C'era una sola hostess a bordo, tanto anziana e premurosa da sembrare una
zia. Arrivava ogni tanto offrendoci panini imbottiti come se fossimo ad
una scampagnata e del caffè tenuto caldo in termos. John ed io
detestiamo il caffèè. Sandro ne beveva a litri.
Aprì
definitivamente gli occhi all'improvviso, abbagliata più dalla luce che
dall'ennesimo sussulto. Guardai fuori dell'oblò pronta a rituffare gli
occhi nell'intensità azzurra del cielo invece sotto a noi si presentava
un mare di fitta vegetazione.
Un fiume largo tagliava la
giungla in due come una lunga ferita. Stavamo scendendo e man mano che
l'aereo si avvicinava nuovamente alla terra s'intravedevano delle case
basse costruite ai bordi del fiume. Sul di esso galleggiavano piccole
imbarcazioni in movimento. Poi proprio sotto di noi, una striscia
d'asfalto, la pista d'atterraggio.
Un'altra nazione ci
attendeva, il Gabon. Un mondo di cui a malapena avevo sentito parlare,
ma la sua capitale aveva un nome che da solo, mi riempiva d'entusiasmo:
"Librevolle" Città libera.
Il volo era così giunto alla sua
conclusione. Avvicinandomi con gli altri all'uscita rabbrividì un
attimo, colta da un senso di vertigine, nel vedermi posta così in alto
dal suolo.
Sotto di noi, degli uomini dalla pelle nera come il
carbone, stavano già avvicinando una scala stretta e ripida, da
incollare alla porta del velivolo. Tutto era così nuovo per me.

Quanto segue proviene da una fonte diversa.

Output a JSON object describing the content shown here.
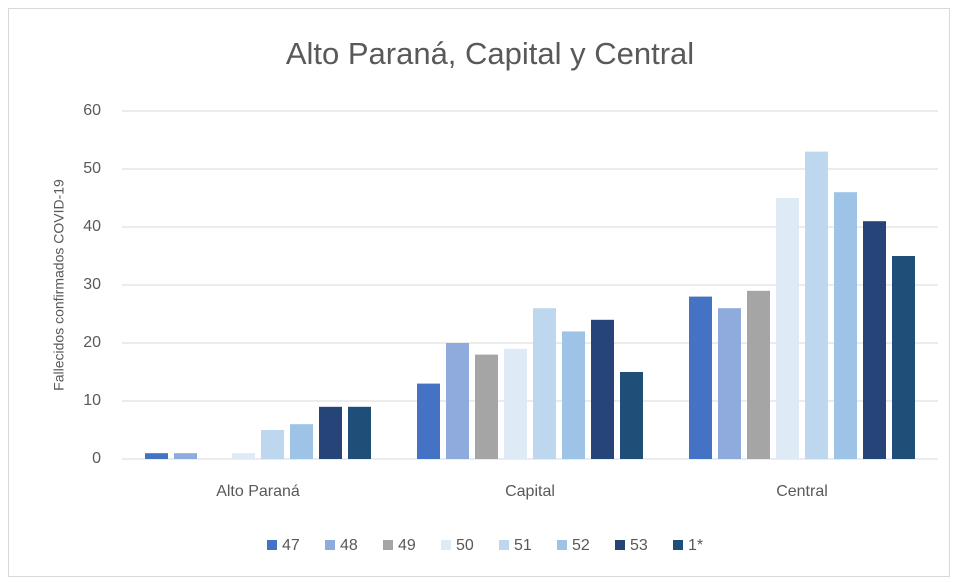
{
  "chart_data": {
    "type": "bar",
    "title": "Alto Paraná, Capital y Central",
    "y_label": "Fallecidos confirmados COVID-19",
    "categories": [
      "Alto Paraná",
      "Capital",
      "Central"
    ],
    "series": [
      {
        "name": "47",
        "color": "#4472c4",
        "values": [
          1,
          13,
          28
        ]
      },
      {
        "name": "48",
        "color": "#8faadc",
        "values": [
          1,
          20,
          26
        ]
      },
      {
        "name": "49",
        "color": "#a5a5a5",
        "values": [
          0,
          18,
          29
        ]
      },
      {
        "name": "50",
        "color": "#deebf7",
        "values": [
          1,
          19,
          45
        ]
      },
      {
        "name": "51",
        "color": "#bdd7ee",
        "values": [
          5,
          26,
          53
        ]
      },
      {
        "name": "52",
        "color": "#9dc3e6",
        "values": [
          6,
          22,
          46
        ]
      },
      {
        "name": "53",
        "color": "#264478",
        "values": [
          9,
          24,
          41
        ]
      },
      {
        "name": "1*",
        "color": "#1f4e79",
        "values": [
          9,
          15,
          35
        ]
      }
    ],
    "ylim": [
      0,
      60
    ],
    "yticks": [
      0,
      10,
      20,
      30,
      40,
      50,
      60
    ],
    "grid": true,
    "legend": "bottom"
  }
}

L'informazione non era come oggi, a portata di mano, ma tutta da
scoprire e sulla propria pelle.
Aprirono il portellone e
un'aria piacevolmente calda e umida mi accarezzò il viso.
Ancora
una volta mi trovai nella difficoltà del mio compito quale
collaboratrice nel trasporto del baule.
La discesa dal
velivolo si presentava ben più ardua della salita. Uno scalino per
volta ed un padre brontolone: "Non così non lo strusciare .Alzalo ti
dico.."
In basso, sotto l'apparecchio ci aspettava un nugolo
di negretti festosi. Era raro l'apparire di un aereo della Croce Rossa
da quelle parti, e suppongo ancor più raro vedere un gruppetto di
"bianchi" arruffoni e disastrati intorno ad un baule di legno
trascinato per le cinghie. "Un cadeau pour nous?" Un regalo per noi?
Sulla
pista la pancia dell'aereo fu nuovamente aperta e le casse,
contrassegnate da una croce, scaricate e portate velocemente su alcune
Jeep venute a riceverci.
Anche noi fummo letteralmente
caricati.
Non so quanta polvere mangiammo su strade sterrate,
mentre lo stomaco aveva ripreso nei suoi rimbalzi pazzeschi, per tutte
le buche in cui andammo a finire, strada facendo, fino a giungere in
vista di un molo primitivo. Delle imbarcazioni ci attendevano e anche
interi nuclei familiari di una popolazione locale in festa.
Intorno
a noi si levavano ora grida gioiose, s'improvvisavano balli. Tutti
cercavano di toccarci. Tutti volevano un abbraccio. Per fortuna molte
persone aiutarono a trasportare casse e registratore dalle Jeep alle
barche con l'apprensione ormai incontenibile di John.
Come
Dio volle, stavamo ora navigando, verso Lambaréné. Scivolavamo
dolcemente, lasciandoci cullare questa volta sul grande fiume Ogooué.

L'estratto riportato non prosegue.